Später, Ende der 80er Jahre, ging ich nach Beijing und studierte zuerst mit Prof. Wang Jinhuai und in den 90erJahren bis 2003 mit Dr. Xie Peiqi chinesische Medizin. Im Jahr 2005 wurde ich Schüler des dazumal über 80-jährigen Dr. Li Hongxiang. In den 80er und anfangs der 90er Jahre war die medizinische Versorgung in den Spitälern in China relativ schlecht und viele Ärzte ab dem Mittag betrunken. Niemand wollte, wenn nicht unbedingt nötig, in ein Krankenhaus gehen. Also suchten die Leute diese alten, pensionierten Ärzte auf, in die sie mehr Vertrauen hatten. Die Fälle, die ich dadurch zu sehen bekam, waren, wenn es sich nicht um Notfälle handelte, doch meist dringlicher Natur: Knochenbrüche, offene Wunden, Hautausschläge usw.
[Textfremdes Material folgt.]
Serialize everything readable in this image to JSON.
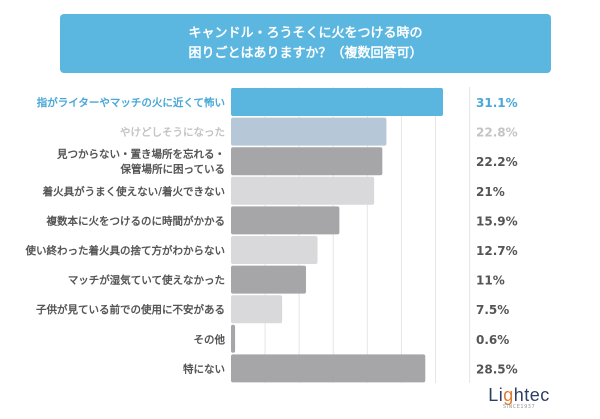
{
  "chart_data": {
    "type": "bar",
    "orientation": "horizontal",
    "title": "キャンドル・ろうそくに火をつける時の\n困りごとはありますか？（複数回答可）",
    "title_lines": [
      "キャンドル・ろうそくに火をつける時の",
      "困りごとはありますか？（複数回答可）"
    ],
    "categories": [
      "指がライターやマッチの火に近くて怖い",
      "やけどしそうになった",
      "見つからない・置き場所を忘れる・\n保管場所に困っている",
      "着火具がうまく使えない/着火できない",
      "複数本に火をつけるのに時間がかかる",
      "使い終わった着火具の捨て方がわからない",
      "マッチが湿気ていて使えなかった",
      "子供が見ている前での使用に不安がある",
      "その他",
      "特にない"
    ],
    "values": [
      31.1,
      22.8,
      22.2,
      21,
      15.9,
      12.7,
      11,
      7.5,
      0.6,
      28.5
    ],
    "value_labels": [
      "31.1%",
      "22.8%",
      "22.2%",
      "21%",
      "15.9%",
      "12.7%",
      "11%",
      "7.5%",
      "0.6%",
      "28.5%"
    ],
    "xlim": [
      0,
      35
    ],
    "grid": true,
    "bar_colors": [
      "#5ab5df",
      "#b6c8d7",
      "#a6a6a8",
      "#d9d9db",
      "#a6a6a8",
      "#d9d9db",
      "#a6a6a8",
      "#d9d9db",
      "#a6a6a8",
      "#a6a6a8"
    ],
    "label_colors": [
      "#4aa8d8",
      "#c4c4c4",
      "#555555",
      "#555555",
      "#555555",
      "#555555",
      "#555555",
      "#555555",
      "#555555",
      "#555555"
    ]
  },
  "logo": {
    "name": "Lightec",
    "since": "SINCE1937"
  }
}
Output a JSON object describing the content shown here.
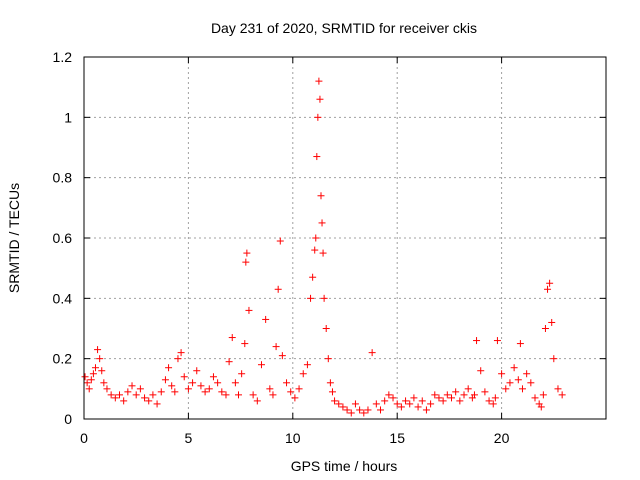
{
  "chart_data": {
    "type": "scatter",
    "title": "Day 231 of 2020, SRMTID for receiver ckis",
    "xlabel": "GPS time / hours",
    "ylabel": "SRMTID / TECUs",
    "xlim": [
      0,
      25
    ],
    "ylim": [
      0,
      1.2
    ],
    "xticks": [
      0,
      5,
      10,
      15,
      20
    ],
    "xtick_labels": [
      "0",
      "5",
      "10",
      "15",
      "20"
    ],
    "yticks": [
      0,
      0.2,
      0.4,
      0.6,
      0.8,
      1,
      1.2
    ],
    "ytick_labels": [
      "0",
      "0.2",
      "0.4",
      "0.6",
      "0.8",
      "1",
      "1.2"
    ],
    "grid": true,
    "marker": "+",
    "marker_color": "#ff0000",
    "series": [
      {
        "name": "SRMTID",
        "x": [
          0.05,
          0.15,
          0.25,
          0.35,
          0.45,
          0.55,
          0.65,
          0.75,
          0.85,
          0.95,
          1.1,
          1.3,
          1.5,
          1.7,
          1.9,
          2.1,
          2.3,
          2.5,
          2.7,
          2.9,
          3.1,
          3.3,
          3.5,
          3.7,
          3.9,
          4.05,
          4.2,
          4.35,
          4.5,
          4.65,
          4.8,
          5.0,
          5.2,
          5.4,
          5.6,
          5.8,
          6.0,
          6.2,
          6.4,
          6.6,
          6.8,
          6.95,
          7.1,
          7.25,
          7.4,
          7.55,
          7.7,
          7.75,
          7.8,
          7.9,
          8.1,
          8.3,
          8.5,
          8.7,
          8.9,
          9.05,
          9.2,
          9.3,
          9.4,
          9.5,
          9.7,
          9.9,
          10.1,
          10.3,
          10.5,
          10.7,
          10.85,
          10.95,
          11.05,
          11.1,
          11.15,
          11.2,
          11.25,
          11.3,
          11.35,
          11.4,
          11.45,
          11.5,
          11.6,
          11.7,
          11.8,
          11.9,
          12.0,
          12.2,
          12.4,
          12.6,
          12.8,
          13.0,
          13.2,
          13.4,
          13.6,
          13.8,
          14.0,
          14.2,
          14.4,
          14.6,
          14.8,
          15.0,
          15.2,
          15.4,
          15.6,
          15.8,
          16.0,
          16.2,
          16.4,
          16.6,
          16.8,
          17.0,
          17.2,
          17.4,
          17.6,
          17.8,
          18.0,
          18.2,
          18.4,
          18.6,
          18.7,
          18.8,
          19.0,
          19.2,
          19.4,
          19.6,
          19.7,
          19.8,
          20.0,
          20.2,
          20.4,
          20.6,
          20.8,
          20.9,
          21.0,
          21.2,
          21.4,
          21.6,
          21.8,
          21.9,
          22.0,
          22.1,
          22.2,
          22.3,
          22.4,
          22.5,
          22.7,
          22.9
        ],
        "y": [
          0.14,
          0.12,
          0.1,
          0.13,
          0.15,
          0.17,
          0.23,
          0.2,
          0.16,
          0.12,
          0.1,
          0.08,
          0.07,
          0.08,
          0.06,
          0.09,
          0.11,
          0.08,
          0.1,
          0.07,
          0.06,
          0.08,
          0.05,
          0.09,
          0.13,
          0.17,
          0.11,
          0.09,
          0.2,
          0.22,
          0.14,
          0.1,
          0.12,
          0.16,
          0.11,
          0.09,
          0.1,
          0.14,
          0.12,
          0.09,
          0.08,
          0.19,
          0.27,
          0.12,
          0.08,
          0.15,
          0.25,
          0.52,
          0.55,
          0.36,
          0.08,
          0.06,
          0.18,
          0.33,
          0.1,
          0.08,
          0.24,
          0.43,
          0.59,
          0.21,
          0.12,
          0.09,
          0.07,
          0.1,
          0.15,
          0.18,
          0.4,
          0.47,
          0.56,
          0.6,
          0.87,
          1.0,
          1.12,
          1.06,
          0.74,
          0.65,
          0.55,
          0.4,
          0.3,
          0.2,
          0.12,
          0.09,
          0.06,
          0.05,
          0.04,
          0.03,
          0.02,
          0.05,
          0.03,
          0.02,
          0.03,
          0.22,
          0.05,
          0.03,
          0.06,
          0.08,
          0.07,
          0.05,
          0.04,
          0.06,
          0.05,
          0.07,
          0.04,
          0.06,
          0.03,
          0.05,
          0.08,
          0.07,
          0.06,
          0.08,
          0.07,
          0.09,
          0.06,
          0.08,
          0.1,
          0.07,
          0.08,
          0.26,
          0.16,
          0.09,
          0.06,
          0.05,
          0.07,
          0.26,
          0.15,
          0.1,
          0.12,
          0.17,
          0.13,
          0.25,
          0.1,
          0.15,
          0.12,
          0.07,
          0.05,
          0.04,
          0.08,
          0.3,
          0.43,
          0.45,
          0.32,
          0.2,
          0.1,
          0.08
        ]
      }
    ]
  }
}
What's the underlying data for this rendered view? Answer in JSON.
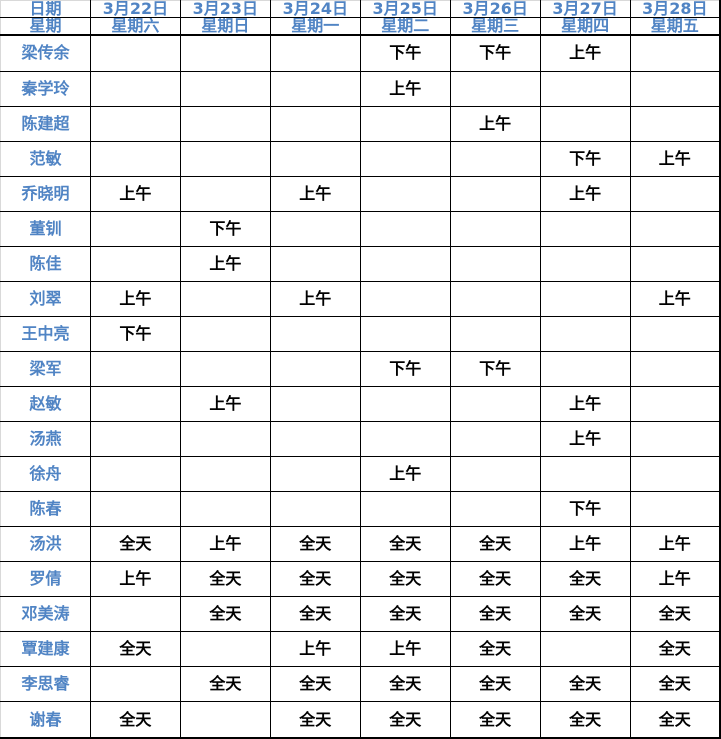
{
  "colors": {
    "accent_blue": "#5084c4",
    "value_text": "#000000",
    "grid_border": "#000000",
    "cropped_edge_gray": "#d9d9d9"
  },
  "table": {
    "date_header": {
      "label": "日期",
      "values": [
        "3月22日",
        "3月23日",
        "3月24日",
        "3月25日",
        "3月26日",
        "3月27日",
        "3月28日"
      ]
    },
    "week_header": {
      "label": "星期",
      "values": [
        "星期六",
        "星期日",
        "星期一",
        "星期二",
        "星期三",
        "星期四",
        "星期五"
      ]
    },
    "rows": [
      {
        "name": "梁传余",
        "cells": [
          "",
          "",
          "",
          "下午",
          "下午",
          "上午",
          ""
        ]
      },
      {
        "name": "秦学玲",
        "cells": [
          "",
          "",
          "",
          "上午",
          "",
          "",
          ""
        ]
      },
      {
        "name": "陈建超",
        "cells": [
          "",
          "",
          "",
          "",
          "上午",
          "",
          ""
        ]
      },
      {
        "name": "范敏",
        "cells": [
          "",
          "",
          "",
          "",
          "",
          "下午",
          "上午"
        ]
      },
      {
        "name": "乔晓明",
        "cells": [
          "上午",
          "",
          "上午",
          "",
          "",
          "上午",
          ""
        ]
      },
      {
        "name": "董钏",
        "cells": [
          "",
          "下午",
          "",
          "",
          "",
          "",
          ""
        ]
      },
      {
        "name": "陈佳",
        "cells": [
          "",
          "上午",
          "",
          "",
          "",
          "",
          ""
        ]
      },
      {
        "name": "刘翠",
        "cells": [
          "上午",
          "",
          "上午",
          "",
          "",
          "",
          "上午"
        ]
      },
      {
        "name": "王中亮",
        "cells": [
          "下午",
          "",
          "",
          "",
          "",
          "",
          ""
        ]
      },
      {
        "name": "梁军",
        "cells": [
          "",
          "",
          "",
          "下午",
          "下午",
          "",
          ""
        ]
      },
      {
        "name": "赵敏",
        "cells": [
          "",
          "上午",
          "",
          "",
          "",
          "上午",
          ""
        ]
      },
      {
        "name": "汤燕",
        "cells": [
          "",
          "",
          "",
          "",
          "",
          "上午",
          ""
        ]
      },
      {
        "name": "徐舟",
        "cells": [
          "",
          "",
          "",
          "上午",
          "",
          "",
          ""
        ]
      },
      {
        "name": "陈春",
        "cells": [
          "",
          "",
          "",
          "",
          "",
          "下午",
          ""
        ]
      },
      {
        "name": "汤洪",
        "cells": [
          "全天",
          "上午",
          "全天",
          "全天",
          "全天",
          "上午",
          "上午"
        ]
      },
      {
        "name": "罗倩",
        "cells": [
          "上午",
          "全天",
          "全天",
          "全天",
          "全天",
          "全天",
          "上午"
        ]
      },
      {
        "name": "邓美涛",
        "cells": [
          "",
          "全天",
          "全天",
          "全天",
          "全天",
          "全天",
          "全天"
        ]
      },
      {
        "name": "覃建康",
        "cells": [
          "全天",
          "",
          "上午",
          "上午",
          "全天",
          "",
          "全天"
        ]
      },
      {
        "name": "李思睿",
        "cells": [
          "",
          "全天",
          "全天",
          "全天",
          "全天",
          "全天",
          "全天"
        ]
      },
      {
        "name": "谢春",
        "cells": [
          "全天",
          "",
          "全天",
          "全天",
          "全天",
          "全天",
          "全天"
        ]
      }
    ]
  }
}
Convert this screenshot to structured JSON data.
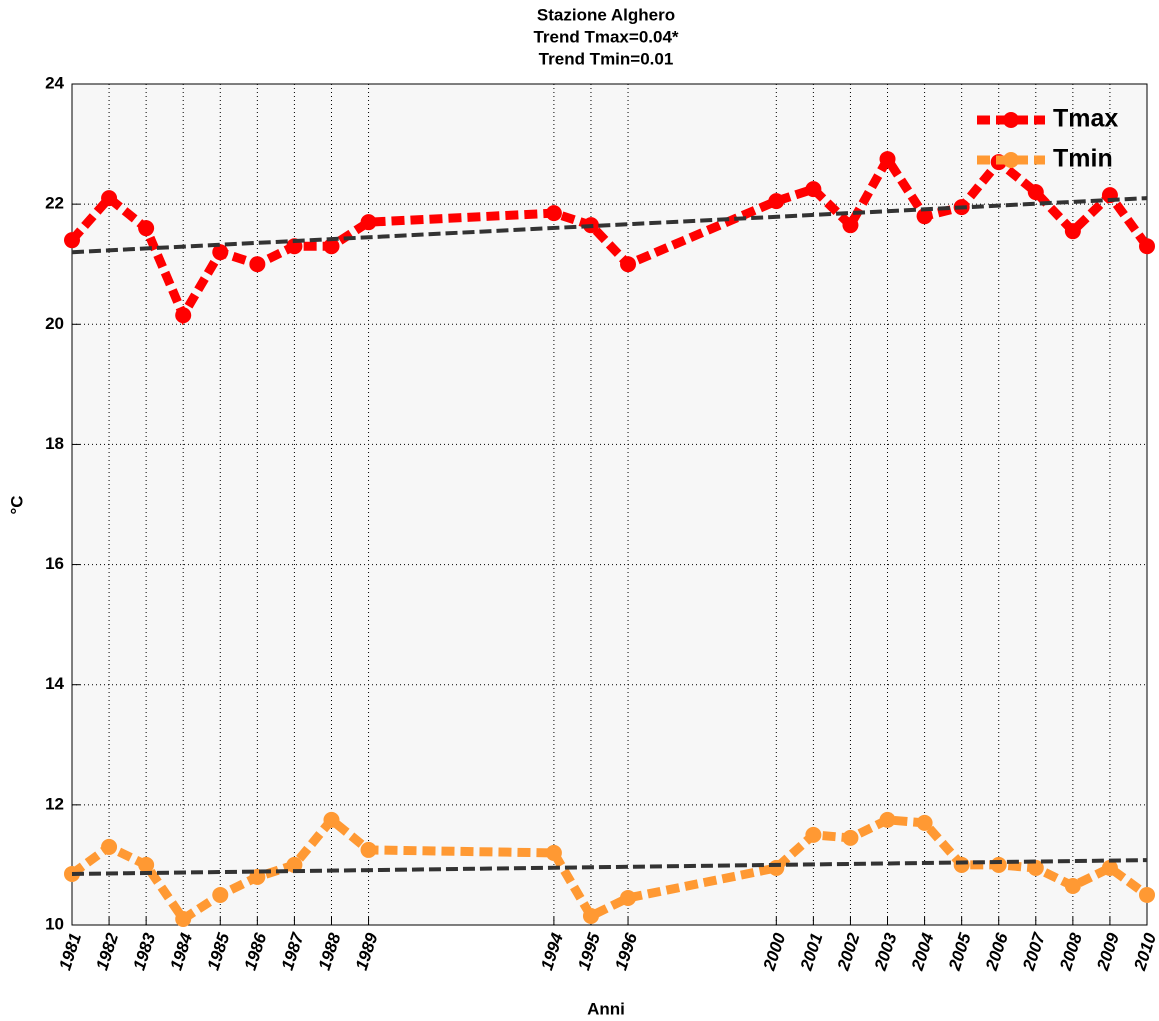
{
  "chart_data": {
    "type": "line",
    "title": [
      "Stazione Alghero",
      "Trend Tmax=0.04*",
      "Trend Tmin=0.01"
    ],
    "x_label": "Anni",
    "y_label": "°C",
    "x": [
      1981,
      1982,
      1983,
      1984,
      1985,
      1986,
      1987,
      1988,
      1989,
      1994,
      1995,
      1996,
      2000,
      2001,
      2002,
      2003,
      2004,
      2005,
      2006,
      2007,
      2008,
      2009,
      2010
    ],
    "series": [
      {
        "name": "Tmax",
        "color": "#ff0000",
        "values": [
          21.4,
          22.1,
          21.6,
          20.15,
          21.2,
          21.0,
          21.3,
          21.3,
          21.7,
          21.85,
          21.65,
          21.0,
          22.05,
          22.25,
          21.65,
          22.75,
          21.8,
          21.95,
          22.7,
          22.2,
          21.55,
          22.15,
          21.3
        ]
      },
      {
        "name": "Tmin",
        "color": "#ff9933",
        "values": [
          10.85,
          11.3,
          11.0,
          10.1,
          10.5,
          10.8,
          11.0,
          11.75,
          11.25,
          11.2,
          10.15,
          10.45,
          10.95,
          11.5,
          11.45,
          11.75,
          11.7,
          11.0,
          11.0,
          10.95,
          10.65,
          10.95,
          10.5
        ]
      }
    ],
    "trend_lines": [
      {
        "color": "#333333",
        "x": [
          1981,
          2010
        ],
        "values": [
          21.2,
          22.1
        ]
      },
      {
        "color": "#333333",
        "x": [
          1981,
          2010
        ],
        "values": [
          10.85,
          11.08
        ]
      }
    ],
    "xlim": [
      1981,
      2010
    ],
    "xticks": [
      1981,
      1982,
      1983,
      1984,
      1985,
      1986,
      1987,
      1988,
      1989,
      1994,
      1995,
      1996,
      2000,
      2001,
      2002,
      2003,
      2004,
      2005,
      2006,
      2007,
      2008,
      2009,
      2010
    ],
    "ylim": [
      10,
      24
    ],
    "yticks": [
      10,
      12,
      14,
      16,
      18,
      20,
      22,
      24
    ],
    "grid": true,
    "legend": "upper right"
  }
}
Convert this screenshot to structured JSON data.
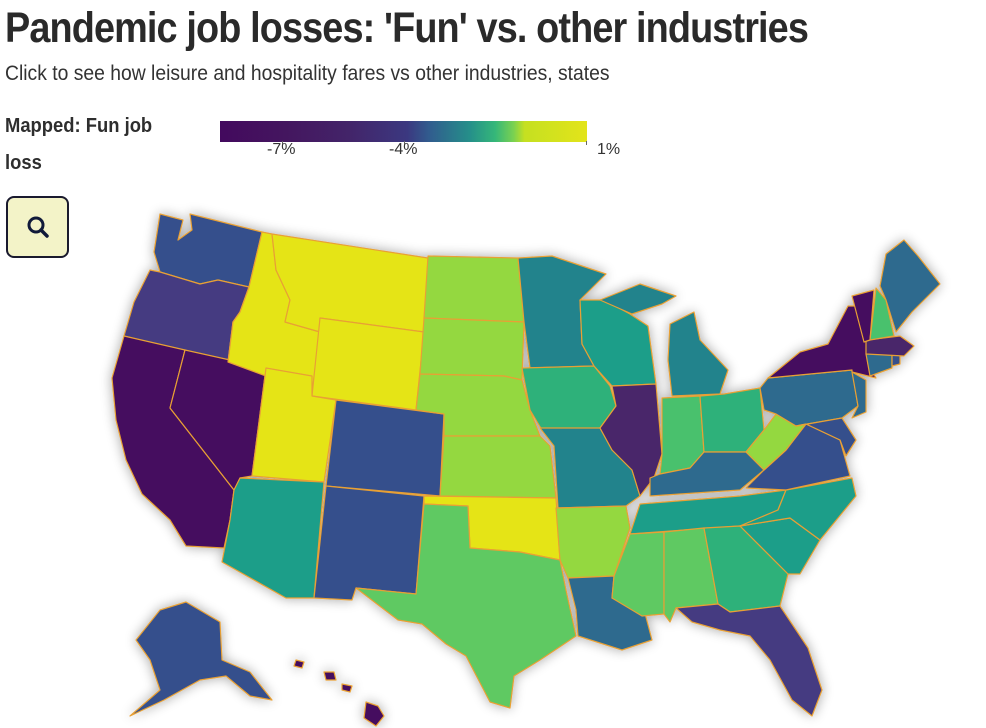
{
  "header": {
    "title": "Pandemic job losses: 'Fun' vs. other industries",
    "subtitle": "Click to see how leisure and hospitality fares vs other industries, states"
  },
  "legend": {
    "label": "Mapped: Fun job loss",
    "ticks": [
      "-7%",
      "-4%",
      "1%"
    ]
  },
  "controls": {
    "search_icon": "search-icon"
  },
  "colors": {
    "c_darkest": "#450b5e",
    "c_purple": "#48256b",
    "c_indigo": "#443a81",
    "c_blue": "#36508c",
    "c_steel": "#2e6a8e",
    "c_teal": "#22838c",
    "c_green_teal": "#1f9e89",
    "c_green": "#2fb17a",
    "c_mint": "#4ac16d",
    "c_lightgreen": "#5ec962",
    "c_lime": "#94d840",
    "c_yellow": "#e5e419",
    "border": "#e8a034"
  }
}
Für mich war die chinesische Medizin darum immer sehr greifbar und effektiv. Erst nachdem ich anfing, für ausländische  Studenten an Spitälern an den Spitälern zu übersetzen  und somit Kontakt zur universitären Medizin bekam, realisierte ich, dass die meisten Leute glaubten, chinesische Medizin sei langsam und nur bei chronischen Verletzungen wirksam. Sie behandle zwar die Wurzel des Problems, aber für dringliche Fälle solle man besser westliche Medizin in Anspruch nehmen. Es war für mich sehr irritierend zu erfahren, dass das Wissen der alten Lehrer nicht allgemein verbreitet war. Dr. Xie allerdings führte damals, obwohl schon über 70 Jahre alt, noch immer eine sehr erfolgreiche Praxis bei sich zuhause.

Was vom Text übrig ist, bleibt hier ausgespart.